Plus, since my doctor is on vacation until next month, I have to go back to my GP to get the next cd21 prog and try to get these stupid tests done again! They are supposed to be part of the basic workup and I have been pursuing infertility treatments since March!!! My GP refused to do them then because my TSH was normal. My gyn said this was par for the course since GPs are really only supposed to be responsible for the basics and then consultants for the rest. Hence, he, as the consultant, thought ordering the tests was a good idea. The lab did admit that normally when a consultant orders a test they do it no matter what, but this time they took things into their own hands.

My brother (med student) says I shouldn't second guess doctors so much, but what can they expect us to do when stuff like this happens? How are we supposed to trust that, even if they know what they are talking about, that we will get even adequate care? What I do know now is that Jon and I have lost all faith that we will ever get pg in the UK. I can't tell you how much I wish this year were over and we were back in the land of private health care. There are many bad things about managed care, but at least the lab technicians don't second guess the doctors.
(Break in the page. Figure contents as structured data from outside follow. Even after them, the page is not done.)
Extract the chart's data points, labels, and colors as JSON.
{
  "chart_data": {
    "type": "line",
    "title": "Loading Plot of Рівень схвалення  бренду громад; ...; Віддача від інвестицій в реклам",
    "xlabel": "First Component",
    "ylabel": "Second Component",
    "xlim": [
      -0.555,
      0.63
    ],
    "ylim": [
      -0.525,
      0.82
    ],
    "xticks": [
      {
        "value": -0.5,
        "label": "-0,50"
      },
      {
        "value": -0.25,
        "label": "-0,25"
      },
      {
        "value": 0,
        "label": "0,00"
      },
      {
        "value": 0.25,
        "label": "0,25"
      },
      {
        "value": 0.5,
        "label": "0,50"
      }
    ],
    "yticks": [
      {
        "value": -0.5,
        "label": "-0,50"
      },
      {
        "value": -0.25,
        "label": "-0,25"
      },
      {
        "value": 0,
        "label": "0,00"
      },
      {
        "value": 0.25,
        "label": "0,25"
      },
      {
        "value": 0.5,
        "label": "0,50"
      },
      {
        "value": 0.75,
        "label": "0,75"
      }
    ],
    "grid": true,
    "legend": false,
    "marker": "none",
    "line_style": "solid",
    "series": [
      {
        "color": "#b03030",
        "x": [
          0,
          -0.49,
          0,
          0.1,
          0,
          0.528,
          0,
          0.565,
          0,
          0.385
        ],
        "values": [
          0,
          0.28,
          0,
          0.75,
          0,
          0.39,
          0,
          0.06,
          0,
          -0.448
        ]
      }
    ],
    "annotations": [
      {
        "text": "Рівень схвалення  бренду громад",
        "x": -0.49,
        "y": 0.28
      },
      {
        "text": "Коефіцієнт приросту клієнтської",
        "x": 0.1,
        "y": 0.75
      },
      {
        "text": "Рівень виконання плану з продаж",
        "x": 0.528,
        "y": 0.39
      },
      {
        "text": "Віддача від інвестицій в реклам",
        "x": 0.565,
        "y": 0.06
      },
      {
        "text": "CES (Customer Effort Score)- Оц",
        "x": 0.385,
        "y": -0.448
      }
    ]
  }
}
As for this cycle, my ovaries are already aching which I am taking as a bad sign. I can't see how an unhappy achy ovary can produce a happy egg. I am not temping and am planning to do an HPT around Sept 20, which I expect to be negative. But who knows, maybe all I need is a little synthroid. Wouldn't it be nice to find out, even if it just to rule out the possibility?

There are so many good NHS hospitals, why, oh, why did we end up here? I'm so sick of feeling like the world doesn't care about me or my problems. And I suppose it doesn't help that today is my grandfather's memorial service. I didn't go because I thought maybe the Clomid would work this time.

I am really not as depressed as this probably sounds -- just so angry I could probably spit across the Atlantic.